Un appel à la cohérence et au dialogue

À l’issue de l’entretien, le Président du Consistoire a exprimé trois demandes concrètes :

  • Une clarification officielle sur les symboles affichés lors de la cérémonie avec la délégation d’Aida ;
  • Une condamnation explicite de toute idéologie appelant à la disparition d’Israël ;
  • Une reconsidération du gel du jumelage avec Ramat Gan, dans un souci d’équité.

Pour M. DAHAN, Strasbourg ne peut se présenter comme ville de paix et de dialogue si elle donne, même involontairement, le sentiment d’exclure symboliquement un peuple ou de légitimer des idéologies radicales.

Il appelle la municipalité à réaffirmer, clairement et publiquement, son attachement à l’équilibre, à la reconnaissance mutuelle et à la responsabilité politique.

Discours en l’honneur du 14 juillet 2025

Par Harold Avraham WEILL – Grand Rabbin de Strasbourg et du Bas-Rhin

À la veille de ce 14 juillet, nous ne nous contentons pas de célébrer une date. Nous honorons une naissance; celle d’un principe révolutionnaire, unique à son époque et toujours exigeant aujourd’hui : celui d’une égalité véritable, d’une fraternité étendue à tous, et d’une liberté sans privilèges.

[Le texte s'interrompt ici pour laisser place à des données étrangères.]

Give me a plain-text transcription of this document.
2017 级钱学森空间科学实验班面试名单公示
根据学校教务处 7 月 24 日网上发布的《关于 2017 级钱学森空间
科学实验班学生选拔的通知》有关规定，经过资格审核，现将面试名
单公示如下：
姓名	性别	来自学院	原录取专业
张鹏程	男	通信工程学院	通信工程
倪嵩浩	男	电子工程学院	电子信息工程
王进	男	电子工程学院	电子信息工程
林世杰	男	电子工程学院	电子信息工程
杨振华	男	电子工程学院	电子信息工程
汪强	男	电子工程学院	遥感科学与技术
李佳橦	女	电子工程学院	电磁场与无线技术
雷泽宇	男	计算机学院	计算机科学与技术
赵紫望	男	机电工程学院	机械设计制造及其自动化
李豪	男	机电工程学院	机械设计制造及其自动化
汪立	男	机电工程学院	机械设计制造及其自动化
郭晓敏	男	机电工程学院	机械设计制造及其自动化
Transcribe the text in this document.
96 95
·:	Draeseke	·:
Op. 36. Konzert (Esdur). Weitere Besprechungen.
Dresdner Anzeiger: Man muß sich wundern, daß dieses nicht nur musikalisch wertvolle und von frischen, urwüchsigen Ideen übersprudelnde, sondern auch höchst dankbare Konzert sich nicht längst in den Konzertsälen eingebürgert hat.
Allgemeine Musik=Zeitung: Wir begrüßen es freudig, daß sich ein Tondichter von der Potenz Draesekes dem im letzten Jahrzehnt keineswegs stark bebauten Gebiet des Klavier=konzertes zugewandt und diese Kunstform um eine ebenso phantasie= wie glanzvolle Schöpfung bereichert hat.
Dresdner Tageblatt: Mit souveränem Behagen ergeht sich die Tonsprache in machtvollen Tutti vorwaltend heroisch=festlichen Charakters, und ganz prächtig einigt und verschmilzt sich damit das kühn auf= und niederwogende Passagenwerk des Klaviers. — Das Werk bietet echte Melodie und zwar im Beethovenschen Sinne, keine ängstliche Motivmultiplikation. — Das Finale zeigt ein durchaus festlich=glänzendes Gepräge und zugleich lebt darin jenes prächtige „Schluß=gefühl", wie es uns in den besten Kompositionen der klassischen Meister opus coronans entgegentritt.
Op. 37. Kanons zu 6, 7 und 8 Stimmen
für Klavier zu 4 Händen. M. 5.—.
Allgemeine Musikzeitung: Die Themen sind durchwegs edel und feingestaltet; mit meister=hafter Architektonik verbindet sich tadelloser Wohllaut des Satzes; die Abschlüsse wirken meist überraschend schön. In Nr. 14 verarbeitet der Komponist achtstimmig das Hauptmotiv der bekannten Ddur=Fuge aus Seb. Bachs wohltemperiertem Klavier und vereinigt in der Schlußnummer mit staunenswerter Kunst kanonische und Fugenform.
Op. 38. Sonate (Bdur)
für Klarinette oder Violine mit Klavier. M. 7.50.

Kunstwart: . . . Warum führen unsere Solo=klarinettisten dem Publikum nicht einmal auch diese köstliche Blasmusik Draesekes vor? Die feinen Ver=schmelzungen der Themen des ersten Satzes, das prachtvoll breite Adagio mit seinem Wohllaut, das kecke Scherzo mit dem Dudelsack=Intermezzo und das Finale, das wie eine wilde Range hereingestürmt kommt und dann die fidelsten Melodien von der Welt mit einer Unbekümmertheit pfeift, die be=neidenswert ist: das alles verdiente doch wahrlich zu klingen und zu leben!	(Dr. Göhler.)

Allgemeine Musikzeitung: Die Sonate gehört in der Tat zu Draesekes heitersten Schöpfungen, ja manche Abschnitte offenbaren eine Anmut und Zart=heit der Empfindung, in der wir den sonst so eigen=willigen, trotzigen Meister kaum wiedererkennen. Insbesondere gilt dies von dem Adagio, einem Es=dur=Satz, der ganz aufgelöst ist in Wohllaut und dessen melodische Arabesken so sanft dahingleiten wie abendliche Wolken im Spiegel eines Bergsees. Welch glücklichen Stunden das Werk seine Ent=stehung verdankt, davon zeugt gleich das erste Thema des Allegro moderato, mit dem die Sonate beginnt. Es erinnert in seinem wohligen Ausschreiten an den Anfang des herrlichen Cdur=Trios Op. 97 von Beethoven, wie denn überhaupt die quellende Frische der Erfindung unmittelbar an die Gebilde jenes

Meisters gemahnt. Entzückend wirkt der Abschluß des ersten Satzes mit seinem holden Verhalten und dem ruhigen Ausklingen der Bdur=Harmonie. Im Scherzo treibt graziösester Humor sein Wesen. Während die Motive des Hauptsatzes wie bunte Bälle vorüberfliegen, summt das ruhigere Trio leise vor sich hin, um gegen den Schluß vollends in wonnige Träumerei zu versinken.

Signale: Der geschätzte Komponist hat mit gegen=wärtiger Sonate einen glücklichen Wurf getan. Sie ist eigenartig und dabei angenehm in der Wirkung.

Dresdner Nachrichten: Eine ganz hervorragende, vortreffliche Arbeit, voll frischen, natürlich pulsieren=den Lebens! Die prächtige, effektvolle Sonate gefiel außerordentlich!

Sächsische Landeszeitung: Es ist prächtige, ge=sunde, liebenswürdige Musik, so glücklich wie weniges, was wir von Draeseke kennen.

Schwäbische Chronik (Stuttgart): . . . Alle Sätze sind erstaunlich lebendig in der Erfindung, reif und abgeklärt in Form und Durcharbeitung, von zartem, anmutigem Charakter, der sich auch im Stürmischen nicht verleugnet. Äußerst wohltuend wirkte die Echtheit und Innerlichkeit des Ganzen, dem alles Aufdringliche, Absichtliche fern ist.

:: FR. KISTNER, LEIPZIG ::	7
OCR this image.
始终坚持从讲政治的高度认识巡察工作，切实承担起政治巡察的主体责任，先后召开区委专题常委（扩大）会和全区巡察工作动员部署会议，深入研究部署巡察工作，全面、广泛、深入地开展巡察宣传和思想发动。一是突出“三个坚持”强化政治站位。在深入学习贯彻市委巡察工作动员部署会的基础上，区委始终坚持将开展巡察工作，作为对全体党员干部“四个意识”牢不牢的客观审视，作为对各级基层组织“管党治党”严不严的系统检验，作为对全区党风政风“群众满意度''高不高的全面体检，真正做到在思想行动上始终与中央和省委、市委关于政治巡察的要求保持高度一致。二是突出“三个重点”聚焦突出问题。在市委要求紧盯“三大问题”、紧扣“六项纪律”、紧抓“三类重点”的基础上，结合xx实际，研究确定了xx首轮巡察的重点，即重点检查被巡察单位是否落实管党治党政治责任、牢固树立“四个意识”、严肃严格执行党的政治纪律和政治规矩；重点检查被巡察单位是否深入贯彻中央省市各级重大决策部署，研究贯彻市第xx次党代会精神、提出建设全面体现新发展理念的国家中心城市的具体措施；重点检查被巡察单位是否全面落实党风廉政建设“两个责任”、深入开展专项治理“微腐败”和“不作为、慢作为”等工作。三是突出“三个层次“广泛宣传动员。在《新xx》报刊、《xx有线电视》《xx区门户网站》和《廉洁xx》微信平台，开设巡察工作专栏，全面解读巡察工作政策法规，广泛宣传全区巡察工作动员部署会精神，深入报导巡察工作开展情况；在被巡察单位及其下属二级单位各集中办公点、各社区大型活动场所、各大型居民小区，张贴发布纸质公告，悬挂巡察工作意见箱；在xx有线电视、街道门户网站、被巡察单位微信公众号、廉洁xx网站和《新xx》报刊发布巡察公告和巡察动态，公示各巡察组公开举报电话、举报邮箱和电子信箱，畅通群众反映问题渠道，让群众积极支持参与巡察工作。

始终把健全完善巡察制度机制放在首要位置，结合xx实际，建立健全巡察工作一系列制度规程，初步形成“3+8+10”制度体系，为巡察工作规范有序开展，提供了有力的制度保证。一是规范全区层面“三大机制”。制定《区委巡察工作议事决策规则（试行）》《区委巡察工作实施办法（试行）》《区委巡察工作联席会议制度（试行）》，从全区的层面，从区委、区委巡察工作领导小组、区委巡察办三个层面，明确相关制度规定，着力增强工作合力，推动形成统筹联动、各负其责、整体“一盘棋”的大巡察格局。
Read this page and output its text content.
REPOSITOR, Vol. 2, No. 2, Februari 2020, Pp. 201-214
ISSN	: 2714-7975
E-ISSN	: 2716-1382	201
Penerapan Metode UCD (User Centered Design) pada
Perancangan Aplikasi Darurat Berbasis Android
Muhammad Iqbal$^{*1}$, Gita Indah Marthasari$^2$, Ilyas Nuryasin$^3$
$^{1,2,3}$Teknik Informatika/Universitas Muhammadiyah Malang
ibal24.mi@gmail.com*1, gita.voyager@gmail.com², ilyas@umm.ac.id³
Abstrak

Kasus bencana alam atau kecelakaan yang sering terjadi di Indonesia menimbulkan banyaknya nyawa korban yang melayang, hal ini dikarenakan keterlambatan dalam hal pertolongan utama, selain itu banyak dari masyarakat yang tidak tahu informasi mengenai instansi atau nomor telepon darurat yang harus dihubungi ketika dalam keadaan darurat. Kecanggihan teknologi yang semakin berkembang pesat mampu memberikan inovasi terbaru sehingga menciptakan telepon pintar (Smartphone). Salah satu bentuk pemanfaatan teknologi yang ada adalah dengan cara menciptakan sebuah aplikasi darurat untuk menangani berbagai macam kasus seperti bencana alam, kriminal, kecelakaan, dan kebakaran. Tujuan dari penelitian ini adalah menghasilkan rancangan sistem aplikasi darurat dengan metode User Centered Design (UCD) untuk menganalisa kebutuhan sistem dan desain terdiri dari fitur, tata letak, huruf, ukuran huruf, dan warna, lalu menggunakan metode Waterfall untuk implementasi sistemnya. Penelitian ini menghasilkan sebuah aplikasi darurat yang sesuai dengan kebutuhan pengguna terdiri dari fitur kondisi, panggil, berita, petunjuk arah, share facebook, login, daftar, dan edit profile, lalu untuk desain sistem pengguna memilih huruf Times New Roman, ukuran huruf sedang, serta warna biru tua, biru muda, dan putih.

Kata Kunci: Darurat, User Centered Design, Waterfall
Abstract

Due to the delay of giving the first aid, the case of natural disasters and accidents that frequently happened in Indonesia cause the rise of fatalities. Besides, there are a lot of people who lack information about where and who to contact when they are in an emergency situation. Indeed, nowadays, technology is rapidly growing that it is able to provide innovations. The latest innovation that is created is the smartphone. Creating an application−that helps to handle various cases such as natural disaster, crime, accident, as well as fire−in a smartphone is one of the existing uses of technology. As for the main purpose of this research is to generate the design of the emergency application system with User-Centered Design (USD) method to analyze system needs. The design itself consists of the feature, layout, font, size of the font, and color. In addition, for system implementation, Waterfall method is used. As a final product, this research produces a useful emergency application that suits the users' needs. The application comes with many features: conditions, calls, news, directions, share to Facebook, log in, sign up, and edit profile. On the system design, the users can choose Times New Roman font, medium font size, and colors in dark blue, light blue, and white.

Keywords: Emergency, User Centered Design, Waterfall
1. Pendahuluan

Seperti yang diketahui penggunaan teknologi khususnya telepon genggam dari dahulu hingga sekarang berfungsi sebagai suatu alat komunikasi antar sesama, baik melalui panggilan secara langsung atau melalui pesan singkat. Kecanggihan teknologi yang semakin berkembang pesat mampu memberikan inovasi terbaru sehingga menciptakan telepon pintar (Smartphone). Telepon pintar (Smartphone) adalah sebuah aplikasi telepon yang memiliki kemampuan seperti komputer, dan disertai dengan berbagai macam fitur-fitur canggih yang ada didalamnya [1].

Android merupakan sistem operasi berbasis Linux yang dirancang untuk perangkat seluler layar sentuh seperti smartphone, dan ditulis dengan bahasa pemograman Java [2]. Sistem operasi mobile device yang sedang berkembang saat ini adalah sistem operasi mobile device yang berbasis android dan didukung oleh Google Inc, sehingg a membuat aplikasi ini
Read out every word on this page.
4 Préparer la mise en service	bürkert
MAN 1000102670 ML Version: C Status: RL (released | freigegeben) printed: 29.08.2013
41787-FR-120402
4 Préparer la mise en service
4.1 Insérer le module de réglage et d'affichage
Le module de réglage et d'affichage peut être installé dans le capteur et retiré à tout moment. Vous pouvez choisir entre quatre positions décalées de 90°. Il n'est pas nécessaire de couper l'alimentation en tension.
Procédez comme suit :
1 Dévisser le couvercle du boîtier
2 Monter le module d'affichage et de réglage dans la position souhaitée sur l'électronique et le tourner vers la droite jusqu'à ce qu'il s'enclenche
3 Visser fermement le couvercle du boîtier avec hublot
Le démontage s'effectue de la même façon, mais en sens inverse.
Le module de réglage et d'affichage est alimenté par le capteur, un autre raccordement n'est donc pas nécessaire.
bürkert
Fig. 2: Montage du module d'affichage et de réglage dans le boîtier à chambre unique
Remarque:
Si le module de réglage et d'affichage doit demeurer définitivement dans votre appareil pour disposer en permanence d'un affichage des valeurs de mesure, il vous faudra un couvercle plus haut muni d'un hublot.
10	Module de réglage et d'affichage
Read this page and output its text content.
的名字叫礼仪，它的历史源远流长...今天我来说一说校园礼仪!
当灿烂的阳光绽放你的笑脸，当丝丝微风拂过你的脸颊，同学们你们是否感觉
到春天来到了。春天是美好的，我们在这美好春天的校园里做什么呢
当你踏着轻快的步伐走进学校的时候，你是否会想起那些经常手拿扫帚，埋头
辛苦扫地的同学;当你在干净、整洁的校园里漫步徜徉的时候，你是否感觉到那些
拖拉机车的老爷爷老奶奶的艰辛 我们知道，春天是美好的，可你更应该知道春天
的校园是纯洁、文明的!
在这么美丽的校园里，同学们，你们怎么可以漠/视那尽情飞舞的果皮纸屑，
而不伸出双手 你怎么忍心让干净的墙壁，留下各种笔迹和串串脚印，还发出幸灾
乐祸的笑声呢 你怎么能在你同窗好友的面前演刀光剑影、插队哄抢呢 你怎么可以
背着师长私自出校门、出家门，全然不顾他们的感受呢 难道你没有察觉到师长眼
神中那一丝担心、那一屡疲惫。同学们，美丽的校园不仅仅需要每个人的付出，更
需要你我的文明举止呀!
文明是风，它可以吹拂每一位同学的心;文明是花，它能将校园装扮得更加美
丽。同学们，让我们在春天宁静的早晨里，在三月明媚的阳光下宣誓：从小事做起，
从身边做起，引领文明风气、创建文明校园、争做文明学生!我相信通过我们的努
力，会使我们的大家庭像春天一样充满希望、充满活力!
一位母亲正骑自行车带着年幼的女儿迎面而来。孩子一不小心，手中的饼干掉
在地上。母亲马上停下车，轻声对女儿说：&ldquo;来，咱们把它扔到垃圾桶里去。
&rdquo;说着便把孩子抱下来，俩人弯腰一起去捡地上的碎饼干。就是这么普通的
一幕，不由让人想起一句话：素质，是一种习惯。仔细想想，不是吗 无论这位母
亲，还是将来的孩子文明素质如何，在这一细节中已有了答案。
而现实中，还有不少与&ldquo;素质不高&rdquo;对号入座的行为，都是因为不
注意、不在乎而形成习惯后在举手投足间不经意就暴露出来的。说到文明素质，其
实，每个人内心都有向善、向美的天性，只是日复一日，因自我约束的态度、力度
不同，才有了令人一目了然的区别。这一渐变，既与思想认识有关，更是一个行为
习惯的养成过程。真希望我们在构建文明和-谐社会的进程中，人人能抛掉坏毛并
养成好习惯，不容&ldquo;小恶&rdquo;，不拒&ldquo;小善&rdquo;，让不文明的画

Cette promesse, la Révolution française l’a gravée dans le marbre de notre nation. Elle ne s’est pas accomplie d’un seul trait. Elle fut débattue, arrachée, étendue, puis parfois oubliée. Mais pour les Juifs de France, cette promesse a été un tournant. Pour la première fois, l’État ne nous regardait plus comme un corps étranger, mais comme des citoyens à part entière.

“Il faut tout refuser aux Juifs comme nation ; il faut tout leur accorder comme individus”, déclarait Clermont-Tonnerre en 1791. Une phrase célèbre, souvent saluée comme une avancée mais qui contenait déjà un paradoxe cruel : accorder la citoyenneté à condition d’abdiquer toute forme de singularité.

Deux siècles plus tard, à Strasbourg, au coeur même de l’Europe des droits de l’homme, il faut oser poser la question : que reste-t-il de cette promesse ?

Depuis plusieurs mois, les signes se multiplient.

Si le juif n’est pas encore redevenu un sujet, il est l’objet de discours, de suspicions, de lectures politiques.
On préfère parler de lui qu’avec lui.
On l’interpelle sur des conflits lointains comme s’il devait s’en excuser.
On le jauge à l’aune d’un agenda qui n’est pas le sien.
On guette chez lui des silences ou des déclarations malheureuses.
Et parfois, on ose même rompre ostensiblement le lien, comme pour mieux marquer une frontière morale.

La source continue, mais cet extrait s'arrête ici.